Real Exam 3 Flashcards
(176 cards)
What is change blindness
The failure to notice differences between two images of a scene. These differences can be fairly large and important, yet we often fail to perceive them
What would an example of change blindness be?
Look at 2 almost identical pictures but failing to notice the slight differences in them. Spot the difference photos
What is the “gist” of a scene?
it is the core meaning of the overall scene
Why do we only get the ‘gist’ of a scene when first noticing it?
We extract a scene quickly from perceptual elements, we get a ‘gist’ of the scene and ignore the details
What does change perception depend on?
depends on the meaning of a change. if the scenes meaning stays the same we wont notice the change.
What is an example of change perception?
looking at a spot the difference photo.
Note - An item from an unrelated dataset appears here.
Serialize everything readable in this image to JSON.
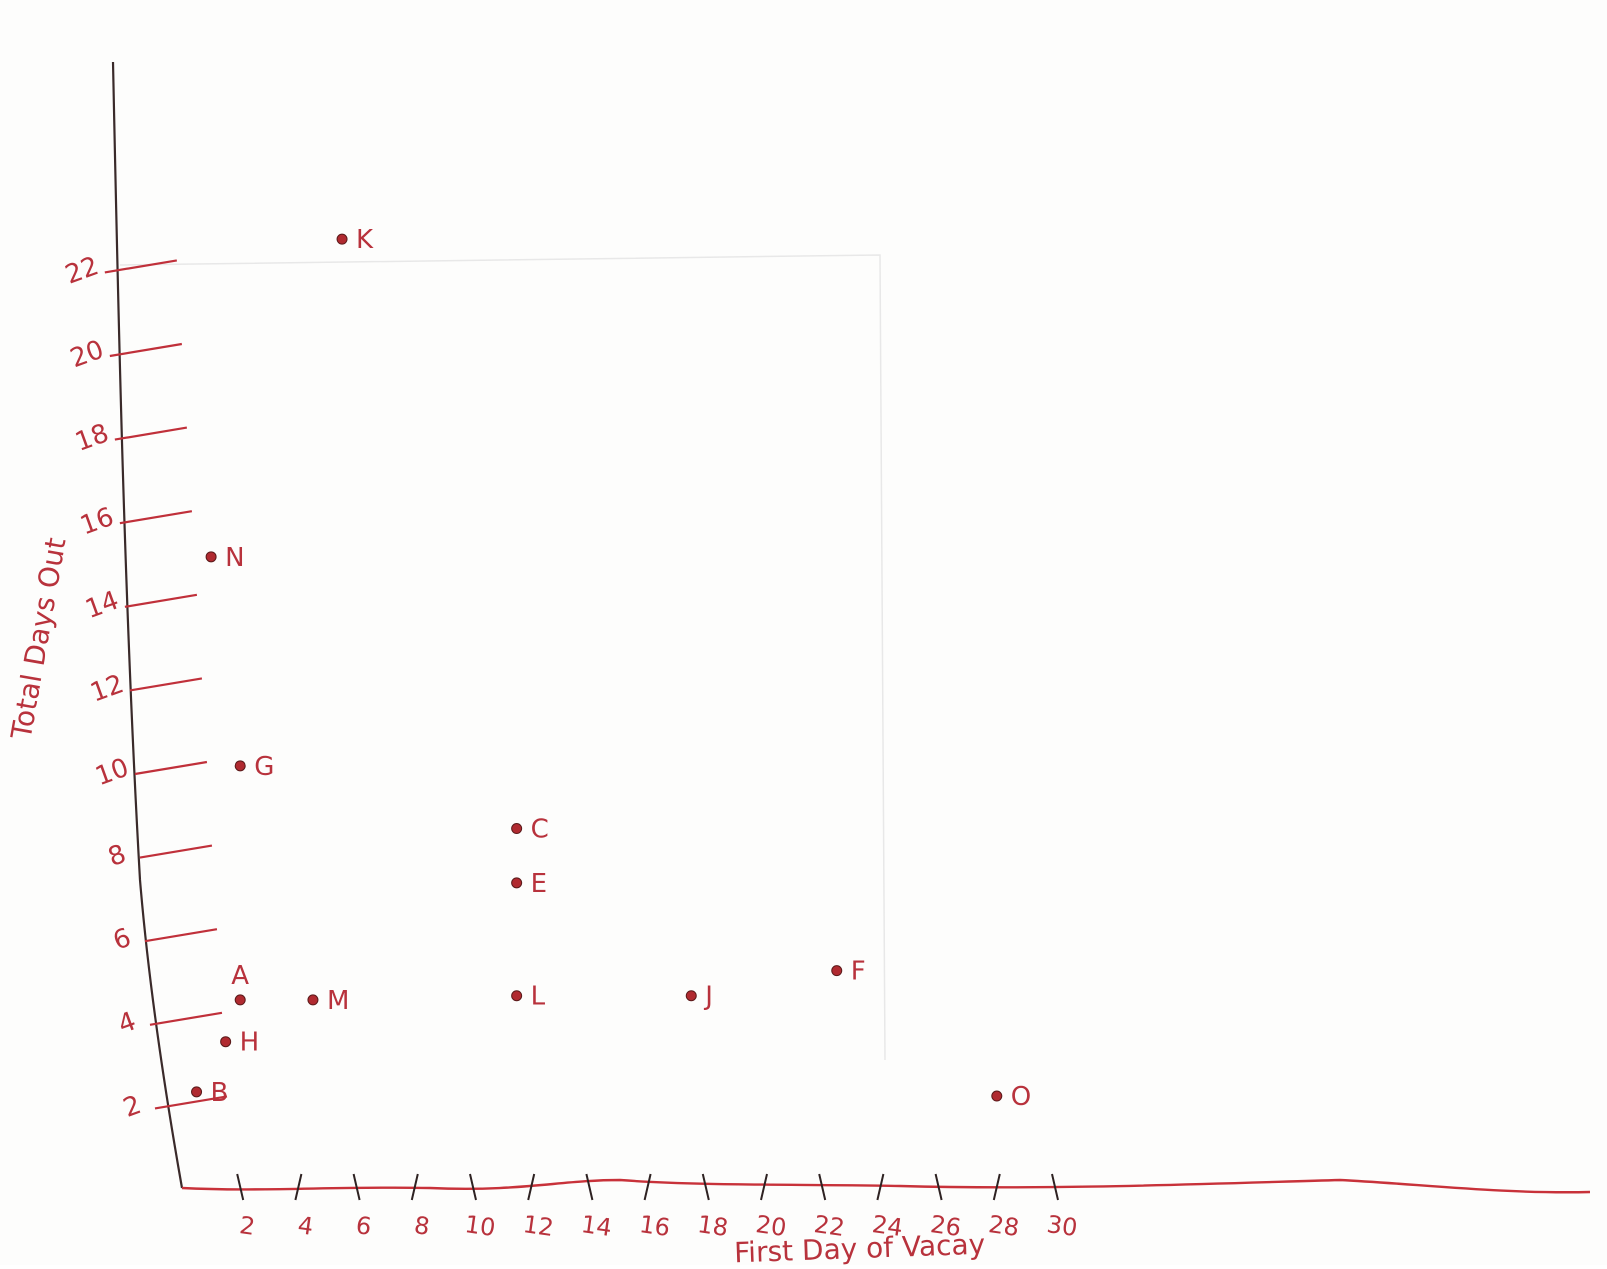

If we see a market place the market place will always be a market place to us regardless of minor changes like pants color etc.
What is attention to action?
paying specific attention to a specific action and ignoring the details going on around it.
What is Saccadic eye movement?
Overt attention shifts where we pay attention to relevant locations to a scene
How many Saccades to we make per second?
3-4 per second
Is the 3-4 saccades per second fast enough to account for scene recognition abilities?
No it is to slow to account for scene recognition.
Can we observe more items in a scene than 3-4 per second
Yes we can…Don’t question it bitch.
What is a covert attention shift?
An attention shift without eye movement
Visual search task results indicate we can process how many objects per second with covert attention shifts?
20-30
What is a scene mosaic?
Attention shifts around a scene faster than eye movements building a collage of objects at locations that make up the scene
What are issues with the scene mosaic idea?
requires a larger working memory load than we have. How do we remember the collage pieces fit together. LARGER THAN 7+2 WORKING MEMORY CAPACITY.
Experimental results indicate that we can identify a scene in less than an eight of a second (125ms). Too fast for putting together a bunch of collage pieces
How fast can we identify a scene?
less than an eight of a second (125 ms)
What is the spatial layout idea?
Perhaps a scene is defined less as a collection of objects at locations and more by its spatial layout.
What would be an example of identifying a scene via spatial layout
enclosed space could mean a room or car, wide open spaces could be a field or ocean.
What is a schema
a rough outline of a scene or situation with placeholders for details. like a farm or classroom
Are specific objects in the schema filled in later or are they recognized later?
Specific objects are recognized later. For example we can tell we are at a farm but won’t fill in that there are cows and chickens (We can also say things are there that weren’t. Just because its a farm we can say there are chickens there even if there weren’t just because chickens fall into our schema of a farm.)
Are we good at recognizing scenes?
Like super good at it brah. We rapidly extract the ‘gist’ of a scene
Are we good at noticing the details of a scene?
No we are really bad at noticing the details in a scene. We have placeholders for things that ought to be there but notice them unless needed.
Recall the primary visual cortex is ____ and ____
Retinotopic (locations close in space are close to the brain)
Contralateral (right visual field processed in left hemispher, LVG [lateral geniculate visual field] in right hemisphere)
Attention could work by increasing sensitivity in a part of the ___ that receives input from the attended location.